Here's a snapshot of our data store browsing and visualization tool (click for the full sized version):
You can see that the data store has almost 2 million items in it.
These are the actual artists along with items for the photos, videos,
albums and so on. Along with that are about 1.2 million
attentions. An attention is a triple consisting of a user, an
item, and an attention type. So, for example, if we know that a
particular user listened to a particular artist then we would add an
attention for that user with the item corresponding to that artist,
and an attention type of
The layout of the visualization tool gives you a pretty good idea of the layout of the data store. At the top level there are data store heads, which is what clients of the data store will use for adding and fetching items and attention and for doing searches in the data store.
The data store heads talk to the second level of the data store, which is composed of a number of partition clusters.
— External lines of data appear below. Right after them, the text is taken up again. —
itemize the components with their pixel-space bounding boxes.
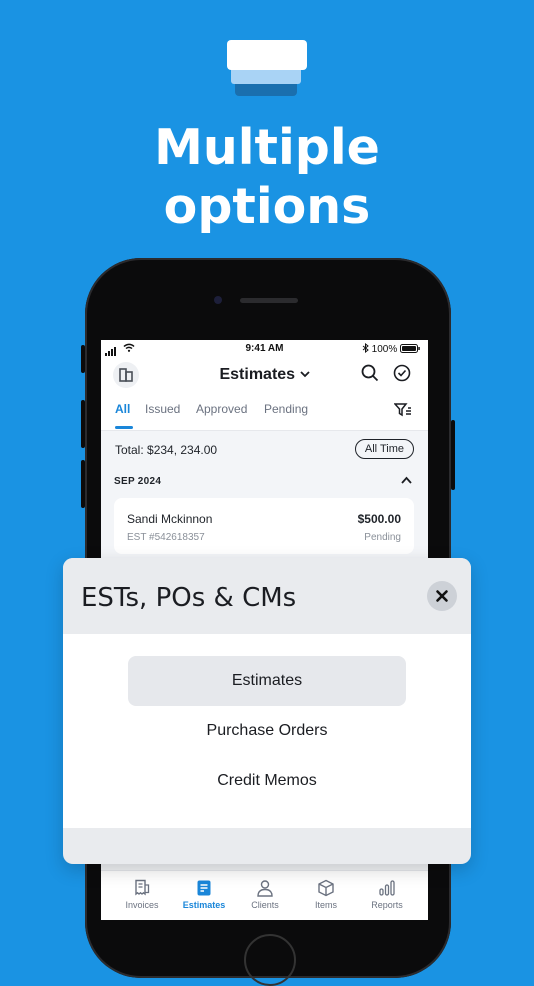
bottom-nav: Invoices Estimates Clients Items Reports <box>101 870 428 920</box>
nav-clients[interactable]: Clients <box>235 879 295 910</box>
sheet-title: ESTs, POs & CMs <box>81 583 297 613</box>
nav-label: Clients <box>251 900 279 910</box>
option-estimates[interactable]: Estimates <box>128 656 406 706</box>
client-name: Sandi Mckinnon <box>127 512 213 526</box>
sheet-header: ESTs, POs & CMs <box>63 558 471 634</box>
chevron-up-icon[interactable] <box>401 476 412 484</box>
nav-invoices[interactable]: Invoices <box>112 879 172 910</box>
status-tabs: All Issued Approved Pending <box>101 402 428 430</box>
person-icon <box>257 880 273 897</box>
front-camera <box>214 296 222 304</box>
status-badge: Pending <box>364 532 401 543</box>
bluetooth-icon <box>362 342 369 354</box>
total-summary-bar: Total: $234, 234.00 All Time <box>101 430 428 469</box>
total-amount: Total: $234, 234.00 <box>115 443 218 457</box>
home-button <box>244 934 296 986</box>
active-tab-indicator <box>115 426 133 429</box>
estimate-amount: $500.00 <box>357 512 401 526</box>
phone-volume-up-button <box>81 400 85 448</box>
estimate-number: EST #542618357 <box>127 532 205 543</box>
phone-power-button <box>451 420 455 490</box>
tab-all[interactable]: All <box>115 402 130 416</box>
battery-indicator: 100% <box>362 342 420 355</box>
search-icon[interactable] <box>361 364 379 382</box>
earpiece-speaker <box>240 298 298 303</box>
battery-icon <box>400 344 420 353</box>
tab-approved[interactable]: Approved <box>196 402 247 416</box>
close-button[interactable] <box>427 581 457 611</box>
nav-label: Items <box>314 900 337 910</box>
close-icon <box>436 590 448 602</box>
chevron-down-icon <box>299 371 310 378</box>
filter-icon[interactable] <box>394 402 412 418</box>
nav-reports[interactable]: Reports <box>357 879 417 910</box>
list-item[interactable]: Sandi Mckinnon $500.00 EST #542618357 Pe… <box>114 498 414 554</box>
time-filter-button[interactable]: All Time <box>354 439 414 459</box>
headline-line-1: Multiple <box>154 119 380 176</box>
document-type-sheet: ESTs, POs & CMs Estimates Purchase Order… <box>63 558 471 864</box>
nav-items[interactable]: Items <box>296 879 356 910</box>
tab-pending[interactable]: Pending <box>264 402 308 416</box>
bar-chart-icon <box>379 880 395 896</box>
tab-issued[interactable]: Issued <box>145 402 180 416</box>
month-section-header: SEP 2024 <box>114 476 162 487</box>
layers-icon <box>227 40 307 98</box>
nav-label: Invoices <box>125 900 159 910</box>
headline: Multiple options <box>0 118 534 236</box>
nav-estimates[interactable]: Estimates <box>174 879 234 910</box>
box-icon <box>318 879 334 897</box>
status-bar: 9:41 AM 100% <box>101 340 428 358</box>
nav-label: Estimates <box>182 900 226 910</box>
phone-volume-down-button <box>81 460 85 508</box>
option-purchase-orders[interactable]: Purchase Orders <box>128 706 406 756</box>
sheet-options: Estimates Purchase Orders Credit Memos <box>63 634 471 828</box>
headline-line-2: options <box>163 178 371 235</box>
option-credit-memos[interactable]: Credit Memos <box>128 756 406 806</box>
phone-mute-button <box>81 345 85 373</box>
select-check-icon[interactable] <box>393 364 411 382</box>
battery-percent: 100% <box>371 344 398 355</box>
estimate-icon <box>197 880 211 896</box>
page-title: Estimates <box>219 366 296 383</box>
invoice-icon <box>135 879 150 896</box>
app-header: Estimates <box>101 360 428 392</box>
nav-label: Reports <box>371 900 403 910</box>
Each of the partition clusters manages a number of replicants (currently that number is 1, but stay tuned throughout the summer), which is meant to provide for scalabilty and redundancy in the data store.
Each replicant is composed of a BDB key-value store and a Minion search index. BDB is responsible for storing and retrieving the item and attention data and Minion is responsible for almost all of the searching and all of the similarity computations.
The addition of the Minion search index means that the AURA data store is a little different from typical key value stores because it makes it possible to ask the kinds of queries that a search engine can handle (e.g., find the artists that contain the word progressive in their Wikipedia bios, find artists whose social tags are similar to a particular artist) as well as the kind of queries that a traditional key-value store can handle (e.g., fetch me the item with this key.)
We refer to this data store as a 16-way store, because there are 16 partition clusters and 16 replicants. Each of the boxes that you see in the visualization represents a JVM running a chunk of the data store code. We use Jini in combination with our configuration toolkit to do service registration and discovery. It's all running on the Project Caroline infrastructure, and we'll be migrating it to the new Sun Cloud offering as soon as we can.
In our load tests, a data store like this one was capable of serving about 14,000 concurrent users doing typical recommendation tasks (looking at items, finding similar items, adding attention data) with sub-500ms response time at the client.